Esses mitos surgem, na maioria das vezes, por desinformação ou experiências mal gerenciadas. Para desmistificar essas percepções, reunimos 5 dos mitos mais comuns e mostramos como, com boas práticas, a nuvem pode ser ainda mais segura de que ambientes tradicionais. Acompanhe!
Embora amplamente utilizada, ainda persiste o mito de que a nuvem é um ambiente instável e inseguro, pelo fato de os dados estarem armazenados fora das instalações da organização.
Esse mito se desfaz diante do fato de que os principais provedores de nuvem (como AWS, Azure e Google Cloud) investem grandes quantias em segurança e seguem rigorosos padrões de compliance.
A nuvem é segura, desde que seja bem gerenciada. A vulnerabilidade geralmente não está nela em si, mas na forma como é utilizada. É essencial garantir configuração adequada, atualizações constantes dos sistemas, criptografia, autenticação multifator, monitoramento contínuo e outras ações para reduzir riscos.
Muitas empresas acreditam que, ao contratar um serviço em nuvem, toda a responsabilidade pela segurança é transferida para o provedor. Na realidade, existe o que chamamos de responsabilidade compartilhada, que define claramente os papéis de cada parte.
O provedor protege a infraestrutura (rede, servidores, datacenters), enquanto o cliente é responsável por dados, acessos, configurações e permissões dentro do ambiente.
Para garantir a segurança, é essencial entender esse modelo, aplicar boas práticas de governança e capacitar as equipes sobre suas responsabilidades, garantindo que todos estejam alinhados quanto às suas responsabilidades na proteção das informações.
Esse é um dos receios mais comuns sobre a nuvem. A ideia de que, por os dados estarem “na internet”, qualquer pessoa poderia acessá-los faz parecer que estão públicos ou desprotegidos.
Na realidade, os dados na nuvem não são acessíveis por qualquer pessoa. Eles contam com múltiplas camadas de segurança, como criptografia, controle de identidade e acesso, VPNs, firewalls e autenticação multifator. Além disso, os principais provedores seguem rigorosos padrões de segurança e privacidade, com certificações internacionais reconhecidas.

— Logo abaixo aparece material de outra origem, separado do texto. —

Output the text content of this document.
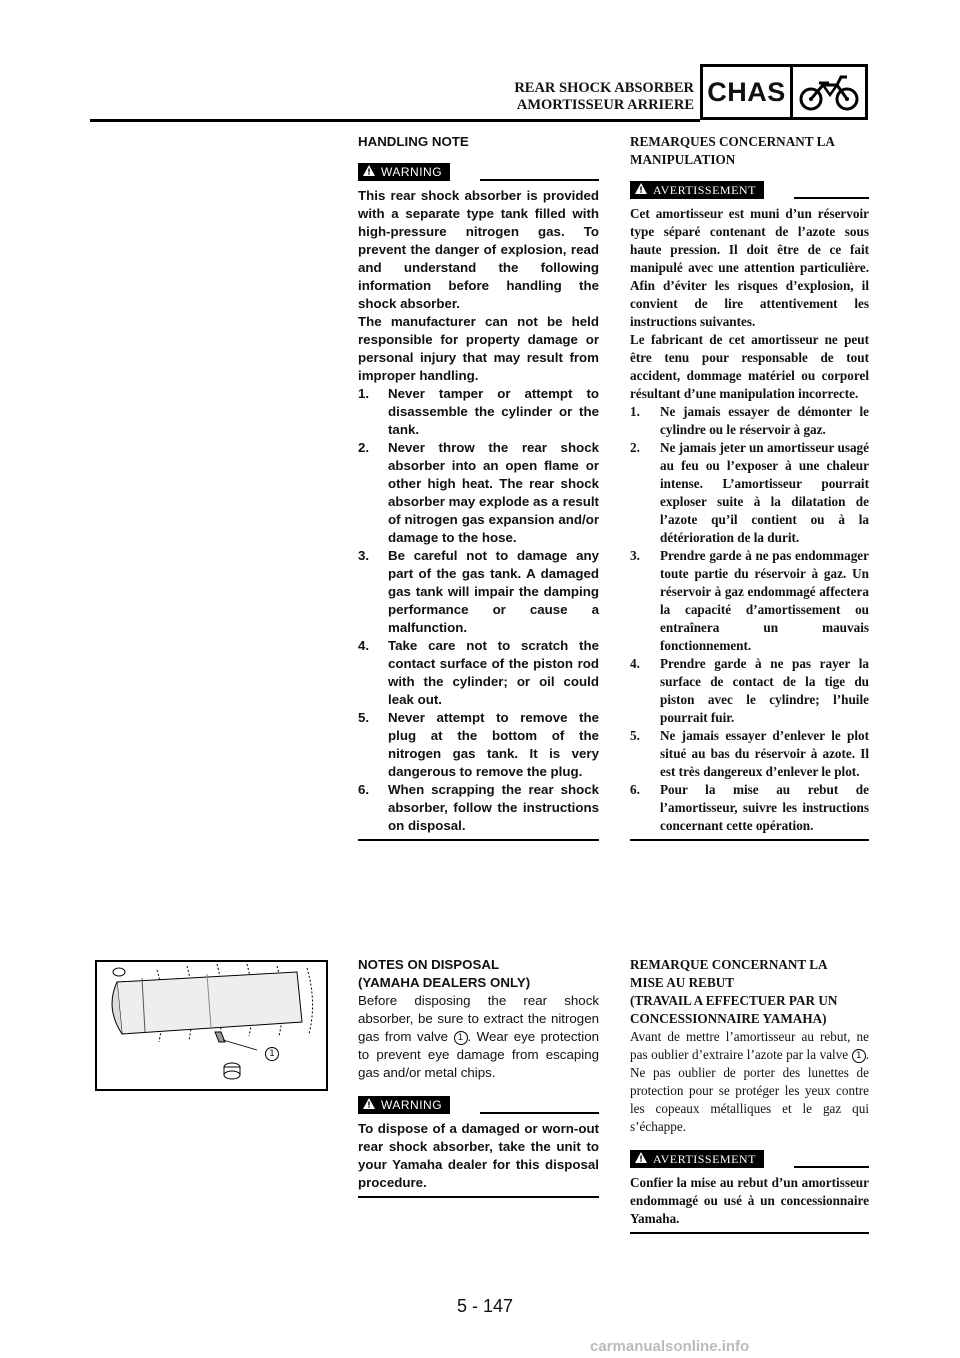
REAR SHOCK ABSORBER
AMORTISSEUR ARRIERE CHAS

HANDLING NOTE

WARNING

This rear shock absorber is provided with a separate type tank filled with high-pressure nitrogen gas. To prevent the danger of explosion, read and understand the following information before handling the shock absorber.

The manufacturer can not be held responsible for property damage or personal injury that may result from improper handling.

1. Never tamper or attempt to disassemble the cylinder or the tank.
2. Never throw the rear shock absorber into an open flame or other high heat. The rear shock absorber may explode as a result of nitrogen gas expansion and/or damage to the hose.
3. Be careful not to damage any part of the gas tank. A damaged gas tank will impair the damping performance or cause a malfunction.
4. Take care not to scratch the contact surface of the piston rod with the cylinder; or oil could leak out.
5. Never attempt to remove the plug at the bottom of the nitrogen gas tank. It is very dangerous to remove the plug.
6. When scrapping the rear shock absorber, follow the instructions on disposal.

REMARQUES CONCERNANT LA MANIPULATION

AVERTISSEMENT

Cet amortisseur est muni d’un réservoir type séparé contenant de l’azote sous haute pression. Il doit être de ce fait manipulé avec une attention particulière. Afin d’éviter les risques d’explosion, il convient de lire attentivement les instructions suivantes.

Le fabricant de cet amortisseur ne peut être tenu pour responsable de tout accident, dommage matériel ou corporel résultant d’une manipulation incorrecte.

1. Ne jamais essayer de démonter le cylindre ou le réservoir à gaz.
2. Ne jamais jeter un amortisseur usagé au feu ou l’exposer à une chaleur intense. L’amortisseur pourrait exploser suite à la dilatation de l’azote qu’il contient ou à la détérioration de la durit.
3. Prendre garde à ne pas endommager toute partie du réservoir à gaz. Un réservoir à gaz endommagé affectera la capacité d’amortissement ou entraînera un mauvais fonctionnement.
4. Prendre garde à ne pas rayer la surface de contact de la tige du piston avec le cylindre; l’huile pourrait fuir.
5. Ne jamais essayer d’enlever le plot situé au bas du réservoir à azote. Il est très dangereux d’enlever le plot.
6. Pour la mise au rebut de l’amortisseur, suivre les instructions concernant cette opération.
1

NOTES ON DISPOSAL

(YAMAHA DEALERS ONLY)

Before disposing the rear shock absorber, be sure to extract the nitrogen gas from valve 1 . Wear eye protection to prevent eye damage from escaping gas and/or metal chips.

WARNING

To dispose of a damaged or worn-out rear shock absorber, take the unit to your Yamaha dealer for this disposal procedure.

REMARQUE CONCERNANT LA

MISE AU REBUT

(TRAVAIL A EFFECTUER PAR UN

CONCESSIONNAIRE YAMAHA)

Avant de mettre l’amortisseur au rebut, ne pas oublier d’extraire l’azote par la valve 1 . Ne pas oublier de porter des lunettes de protection pour se protéger les yeux contre les copeaux métalliques et le gaz qui s’échappe.

AVERTISSEMENT

Confier la mise au rebut d’un amortisseur endommagé ou usé à un concessionnaire Yamaha.

5 - 147
carmanualsonline.info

O acesso aos dados na nuvem é controlado pela própria empresa, e as falhas de segurança geralmente estão ligadas a configurações incorretas — não à infraestrutura da nuvem em si. Para evitar riscos, é fundamental adotar boas práticas, como aplicar políticas de identidade e acesso (IAM), restringir permissões por função, usar autenticação multifator (MFA), auditar acessos e capacitar os usuários.
Existe a percepção de que migrar para a nuvem gera altos custos e despesas inesperadas, tornando essa opção financeiramente inviável para muitas empresas.
Na prática, a nuvem oferece modelos de pagamento flexíveis que reduzem significativamente os investimentos iniciais em hardware e manutenção. Quando bem gerenciada, permite otimizar recursos, escalar a infraestrutura conforme a demanda e evitar gastos desnecessários.
Por outro lado, a falta de monitoramento e controle pode aumentar os custos, mas isso pode ser evitado com práticas adequadas, como o monitoramento contínuo do uso e dos custos dos recursos, além do dimensionamento correto da infraestrutura.
Muitos ainda acreditam que manter dados em servidores próprios é mais seguro por estarem fisicamente próximos. No entanto, o risco não está na localização, e sim das medidas de proteção adotadas.
Ambientes locais sem boas práticas podem ser alvos fáceis de ataques, falhas, desastres ou roubos. Já na nuvem, há investimentos contínuos em segurança, criptografia, backups automáticos e recuperação de desastres — camadas de proteção muitas vezes inacessíveis em estruturas locais.
A nuvem não elimina riscos, mas oferece mais recursos para gerenciá-los com eficácia, desde que bem configurada e monitorada.
Desmistificar esses mitos é fundamental para evitar que informações equivocadas impeçam empresas de adotar um modelo seguro e eficiente.
A nuvem pode ser tão — ou mais — segura e eficiente que ambientes tradicionais, desde que as boas práticas sejam seguidas. Uma gestão adequada reduz riscos e potencializa os benefícios, tornando a nuvem uma aliada estratégica para o crescimento e inovação.